裴颐华急得都掉了头发,日|日眼睛都哭得跟桃子一般,望着怀中娇儿,心疼不已:“你也知道自己没有了爹爹、娘亲,对么?可是你还有母后,还有外曾祖,还有你的万千子民啊……好瞻儿,你且要多吃些、多睡些,不然怎么长得大?”
诸人包括浅夕见了裴颐华这幅失魂落魄的样子,都是动容感叹。
说起来,这个女子贵为太后,仿佛拥有着万千荣宠,头顶偌大的光环。实际她一生都在努力挣扎之中度过。本来,她是可以嫁一位惊才绝艳的男子,在钟鸣鼎食之家度过优渥闲适的一生的。可是现在,她却只能担着天大的干系,每天都生活在提心吊胆中,努力适应着教养新帝、上朝监政的日子。

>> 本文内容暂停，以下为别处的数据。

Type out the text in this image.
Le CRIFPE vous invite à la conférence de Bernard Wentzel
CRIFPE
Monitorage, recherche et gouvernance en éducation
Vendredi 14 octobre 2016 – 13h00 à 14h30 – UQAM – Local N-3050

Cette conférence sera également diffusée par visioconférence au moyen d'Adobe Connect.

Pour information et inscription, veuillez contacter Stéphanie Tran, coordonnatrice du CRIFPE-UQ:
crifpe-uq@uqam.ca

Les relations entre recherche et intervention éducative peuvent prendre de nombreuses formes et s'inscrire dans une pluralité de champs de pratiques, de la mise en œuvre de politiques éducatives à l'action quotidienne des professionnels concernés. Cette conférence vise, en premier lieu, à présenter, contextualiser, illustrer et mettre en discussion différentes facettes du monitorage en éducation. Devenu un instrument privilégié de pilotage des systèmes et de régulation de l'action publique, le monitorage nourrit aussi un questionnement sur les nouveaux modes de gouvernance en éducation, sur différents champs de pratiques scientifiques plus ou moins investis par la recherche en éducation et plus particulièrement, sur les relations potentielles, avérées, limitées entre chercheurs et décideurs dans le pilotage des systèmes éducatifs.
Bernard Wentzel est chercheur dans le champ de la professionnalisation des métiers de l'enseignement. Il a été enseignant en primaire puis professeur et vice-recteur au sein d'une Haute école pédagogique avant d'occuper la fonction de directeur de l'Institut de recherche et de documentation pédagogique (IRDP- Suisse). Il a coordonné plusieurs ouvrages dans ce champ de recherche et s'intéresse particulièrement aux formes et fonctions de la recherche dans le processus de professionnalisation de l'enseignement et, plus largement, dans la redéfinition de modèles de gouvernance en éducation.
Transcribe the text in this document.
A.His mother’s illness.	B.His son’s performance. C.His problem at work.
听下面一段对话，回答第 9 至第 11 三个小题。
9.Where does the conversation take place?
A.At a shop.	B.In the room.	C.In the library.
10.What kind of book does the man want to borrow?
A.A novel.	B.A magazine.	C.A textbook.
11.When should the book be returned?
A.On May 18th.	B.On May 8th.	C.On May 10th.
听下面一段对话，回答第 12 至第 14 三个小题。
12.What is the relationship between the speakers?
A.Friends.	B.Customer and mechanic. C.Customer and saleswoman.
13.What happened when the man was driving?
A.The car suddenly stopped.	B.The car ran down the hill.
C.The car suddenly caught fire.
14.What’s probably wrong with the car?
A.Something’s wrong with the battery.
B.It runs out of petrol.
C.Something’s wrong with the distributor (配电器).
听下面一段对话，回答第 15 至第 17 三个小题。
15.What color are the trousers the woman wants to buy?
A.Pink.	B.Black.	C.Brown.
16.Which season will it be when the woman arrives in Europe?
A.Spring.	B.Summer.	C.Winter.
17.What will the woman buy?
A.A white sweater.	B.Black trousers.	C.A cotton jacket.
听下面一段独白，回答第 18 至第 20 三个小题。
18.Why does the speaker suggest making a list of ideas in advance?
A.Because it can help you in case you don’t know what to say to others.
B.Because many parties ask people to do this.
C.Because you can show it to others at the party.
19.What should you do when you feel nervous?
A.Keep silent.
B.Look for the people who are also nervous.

浅夕很理解,在这般枯燥而紧绷的生活里,裴颐华也只有抱着怀中懵懂纯真的孩子,才能母性泛滥,体会到一点点单纯身女子的幸福。
她是爱瞻儿的,起码现在视如己出。
万般无奈,连浅夕也素手无策。直到大家都快要气馁的时候,这日浅夕哺喂宝儿,宋氏抱着瞻儿候在一旁。
本来浅夕一直习惯回避众人,独自坐在屏风里哺喂。
可是这日,宝儿不知怎地就受了瞻儿影响,哭闹得一刻也等不及。
浅夕舍不得爱女,也不放心瞻儿。便就依了宝儿,解了小衣,坐在暖榻上喂她。
宝儿得偿所愿,吃得十分满足,嘴里咿呀有声。得意时,还抬头望着母亲温柔的眼咯咯直笑,然后又接着埋头卖力吮吃。
宋氏现在已渐渐知道了浅夕的脾气对待良善之人很是宽容,尤其她还是秦家的人,浅夕格外更看重些。是以,在浅夕面前说话行事,宋氏都是极自然的。
此刻看着宝儿这般能吃能睡,宋氏心头触动,也没想到会不会冲撞了浅夕,自然而然就抱着慕容瞻去瞧宝儿:“皇上,您看看公主,吃得多好……”
本来也并没有指望什么,但是慕容瞻抽抽搭搭、泪眼婆娑,看了宝儿半晌,竟真的朝宋氏怀里找去。
宋氏大喜过望,声儿都不敢出,忙不迭解衣哺喂。
浅夕也瞧见了,望着榻沿儿,朝宋氏示意。